Asat interprets Macron's failure to raise the issue as not wanting to jeopardize France's business interests with China.

She said that China is deploying a charm offensive, with the goal of creating a divide between the United States and Europe.

And this so-called offensive may be working. During his trip, Macron told reporters that the continent shouldn't be a U.S. "vassal" and that because they are allies "doesn't mean we no longer have the right to think for ourselves and are going to follow the most hardline people in a country that is our ally."

"They are deploying diplomats around the world. And I think [they're] buying it," Asat said.

"We cannot afford to have this division between Western democracies to say this is only the United States' problem to address. It has to be collective problems with the entire West, as well as with other countries."

The economic incentives China presents are a reason why the Uyghur issue has gone comparatively dormant -- and this attitude extends not only to businesses willing to jeopardize their ethical mottos if it affects their business dealings with China but also with high-profile players in Hollywood.

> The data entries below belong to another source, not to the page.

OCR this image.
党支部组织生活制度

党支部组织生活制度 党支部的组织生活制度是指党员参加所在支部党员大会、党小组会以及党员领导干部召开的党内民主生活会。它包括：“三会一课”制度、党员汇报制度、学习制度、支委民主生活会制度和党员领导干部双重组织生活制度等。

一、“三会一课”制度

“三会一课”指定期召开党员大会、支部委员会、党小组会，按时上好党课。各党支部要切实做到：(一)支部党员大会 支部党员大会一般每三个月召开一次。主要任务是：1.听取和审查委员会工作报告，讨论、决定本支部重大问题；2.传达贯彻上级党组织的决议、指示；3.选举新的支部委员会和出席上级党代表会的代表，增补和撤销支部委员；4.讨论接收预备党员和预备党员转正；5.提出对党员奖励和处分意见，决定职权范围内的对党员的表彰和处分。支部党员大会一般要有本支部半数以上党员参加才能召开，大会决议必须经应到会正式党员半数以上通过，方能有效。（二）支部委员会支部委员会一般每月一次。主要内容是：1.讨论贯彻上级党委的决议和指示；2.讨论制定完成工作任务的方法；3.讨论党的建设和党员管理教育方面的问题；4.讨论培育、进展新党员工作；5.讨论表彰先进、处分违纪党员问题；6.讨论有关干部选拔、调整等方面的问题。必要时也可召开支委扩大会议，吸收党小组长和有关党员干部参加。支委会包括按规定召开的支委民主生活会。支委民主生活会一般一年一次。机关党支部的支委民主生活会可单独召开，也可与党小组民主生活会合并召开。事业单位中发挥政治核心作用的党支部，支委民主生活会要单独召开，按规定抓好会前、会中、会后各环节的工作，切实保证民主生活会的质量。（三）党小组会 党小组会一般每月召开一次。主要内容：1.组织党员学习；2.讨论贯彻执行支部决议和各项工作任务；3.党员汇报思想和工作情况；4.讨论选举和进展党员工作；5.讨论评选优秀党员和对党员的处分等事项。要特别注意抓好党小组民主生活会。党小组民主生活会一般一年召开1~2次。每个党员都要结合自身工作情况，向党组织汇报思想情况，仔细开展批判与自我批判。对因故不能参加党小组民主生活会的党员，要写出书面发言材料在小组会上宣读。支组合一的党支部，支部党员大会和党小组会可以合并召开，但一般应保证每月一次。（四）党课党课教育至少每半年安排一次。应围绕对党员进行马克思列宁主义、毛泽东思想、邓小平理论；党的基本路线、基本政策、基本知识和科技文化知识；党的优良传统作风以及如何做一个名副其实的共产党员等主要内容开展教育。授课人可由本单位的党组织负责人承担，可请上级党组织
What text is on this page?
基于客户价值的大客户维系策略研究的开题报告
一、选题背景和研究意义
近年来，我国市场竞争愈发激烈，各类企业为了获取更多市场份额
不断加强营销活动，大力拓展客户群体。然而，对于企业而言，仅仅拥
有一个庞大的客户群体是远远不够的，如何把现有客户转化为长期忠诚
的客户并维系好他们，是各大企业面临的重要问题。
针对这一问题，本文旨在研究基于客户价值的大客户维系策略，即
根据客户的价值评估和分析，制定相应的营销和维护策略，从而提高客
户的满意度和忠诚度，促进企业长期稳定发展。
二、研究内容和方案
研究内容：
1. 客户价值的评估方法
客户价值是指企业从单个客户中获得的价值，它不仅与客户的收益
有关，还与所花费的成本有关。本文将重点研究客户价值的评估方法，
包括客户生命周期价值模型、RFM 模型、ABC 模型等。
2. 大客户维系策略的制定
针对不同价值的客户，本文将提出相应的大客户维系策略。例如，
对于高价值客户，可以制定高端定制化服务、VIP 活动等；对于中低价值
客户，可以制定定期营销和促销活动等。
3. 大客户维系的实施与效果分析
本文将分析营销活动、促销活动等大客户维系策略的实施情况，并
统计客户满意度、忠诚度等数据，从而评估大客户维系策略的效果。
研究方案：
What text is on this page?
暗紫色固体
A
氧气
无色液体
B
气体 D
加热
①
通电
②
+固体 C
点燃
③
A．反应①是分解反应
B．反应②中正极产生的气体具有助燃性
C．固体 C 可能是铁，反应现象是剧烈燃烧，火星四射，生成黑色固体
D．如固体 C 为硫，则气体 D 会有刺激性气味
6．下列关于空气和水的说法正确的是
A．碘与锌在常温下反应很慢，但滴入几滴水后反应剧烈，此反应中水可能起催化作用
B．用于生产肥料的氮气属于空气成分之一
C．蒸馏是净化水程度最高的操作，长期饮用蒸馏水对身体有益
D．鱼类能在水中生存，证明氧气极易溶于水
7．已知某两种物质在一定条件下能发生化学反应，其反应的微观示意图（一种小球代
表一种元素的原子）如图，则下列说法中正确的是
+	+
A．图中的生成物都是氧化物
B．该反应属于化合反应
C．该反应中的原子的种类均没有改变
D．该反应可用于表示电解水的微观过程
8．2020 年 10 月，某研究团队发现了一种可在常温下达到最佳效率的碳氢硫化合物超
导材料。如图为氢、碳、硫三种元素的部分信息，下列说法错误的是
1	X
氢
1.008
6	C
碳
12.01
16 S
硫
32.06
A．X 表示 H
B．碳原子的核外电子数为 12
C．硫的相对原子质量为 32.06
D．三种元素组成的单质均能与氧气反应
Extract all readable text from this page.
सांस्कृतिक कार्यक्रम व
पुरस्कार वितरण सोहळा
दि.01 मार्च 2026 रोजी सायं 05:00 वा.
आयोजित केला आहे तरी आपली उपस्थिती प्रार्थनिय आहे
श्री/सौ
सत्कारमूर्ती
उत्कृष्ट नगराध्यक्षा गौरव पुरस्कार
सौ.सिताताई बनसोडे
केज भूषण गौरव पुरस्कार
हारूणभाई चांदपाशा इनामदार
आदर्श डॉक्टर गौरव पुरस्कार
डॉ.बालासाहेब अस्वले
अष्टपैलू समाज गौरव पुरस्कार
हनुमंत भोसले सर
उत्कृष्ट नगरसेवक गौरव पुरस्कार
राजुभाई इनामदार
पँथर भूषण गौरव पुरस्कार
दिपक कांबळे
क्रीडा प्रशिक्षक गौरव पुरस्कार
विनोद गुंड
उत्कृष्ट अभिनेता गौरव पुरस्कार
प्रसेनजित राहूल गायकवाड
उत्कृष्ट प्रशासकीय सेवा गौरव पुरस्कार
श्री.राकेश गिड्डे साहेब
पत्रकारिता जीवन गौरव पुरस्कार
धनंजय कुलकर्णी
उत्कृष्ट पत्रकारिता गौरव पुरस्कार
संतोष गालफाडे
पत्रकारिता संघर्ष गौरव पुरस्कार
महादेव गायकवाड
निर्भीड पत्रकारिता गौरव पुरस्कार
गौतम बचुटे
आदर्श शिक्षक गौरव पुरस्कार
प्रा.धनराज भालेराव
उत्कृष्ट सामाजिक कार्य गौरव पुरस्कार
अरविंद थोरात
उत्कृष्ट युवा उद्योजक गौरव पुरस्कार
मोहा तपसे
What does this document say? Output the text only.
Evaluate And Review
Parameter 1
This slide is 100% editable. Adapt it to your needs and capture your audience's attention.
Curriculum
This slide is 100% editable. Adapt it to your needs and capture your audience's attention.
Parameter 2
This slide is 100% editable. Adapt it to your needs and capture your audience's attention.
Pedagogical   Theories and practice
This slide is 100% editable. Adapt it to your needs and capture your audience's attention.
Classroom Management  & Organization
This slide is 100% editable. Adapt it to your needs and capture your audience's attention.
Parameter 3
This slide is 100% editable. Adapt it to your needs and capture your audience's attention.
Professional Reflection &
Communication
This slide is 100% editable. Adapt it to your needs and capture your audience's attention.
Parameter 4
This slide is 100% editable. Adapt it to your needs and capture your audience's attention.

High-profile actors have raised their voices on issues such as genocide committed in Sudan's Darfur or against the Yezidi or Rohingya, but they come mum when the perpetrator is China, a cash cow in the entertainment industry, where they have vested business interests, she said.


This is why she is calling for collective action when it comes to imposing costs on China for its human rights abuses because the issue, though seemingly remote, affects everyone, every government and every business.

The issue has even permeated such causes as the fight against climate change as most solar panels, for instance, are made in China with components connected to forced Uyghur labor.

"The Uyghur force is becoming the drivers of China's economy," she said.

This fight is also personal for Asat as her brother, Ekpar Asat, has been imprisoned in Xinjiang since April 2016, according to the United States Commission on International Religious Freedom.

In January 2020, he was sentenced to 15 years in prison for "inciting ethnic hatred." He was the founder of a Uyghur-language website and was detained for "inciting ethnic hatred," the U.S. commission said.

Asat told UPI that she often feels she cannot discuss the suffering of her brother as she has become an advocate for the whole community, but that his family was able to speak with him last month via a video call.

The calls occur only sporadically, she said, adding that her family must go to a police station where the conversation is monitored.


"He looked like a shadow of his former self," she said. "Because he also spent a lot of time in solitary confinement, he developed a lot of dark spots on his face, a lot of wrinkles for a very young man."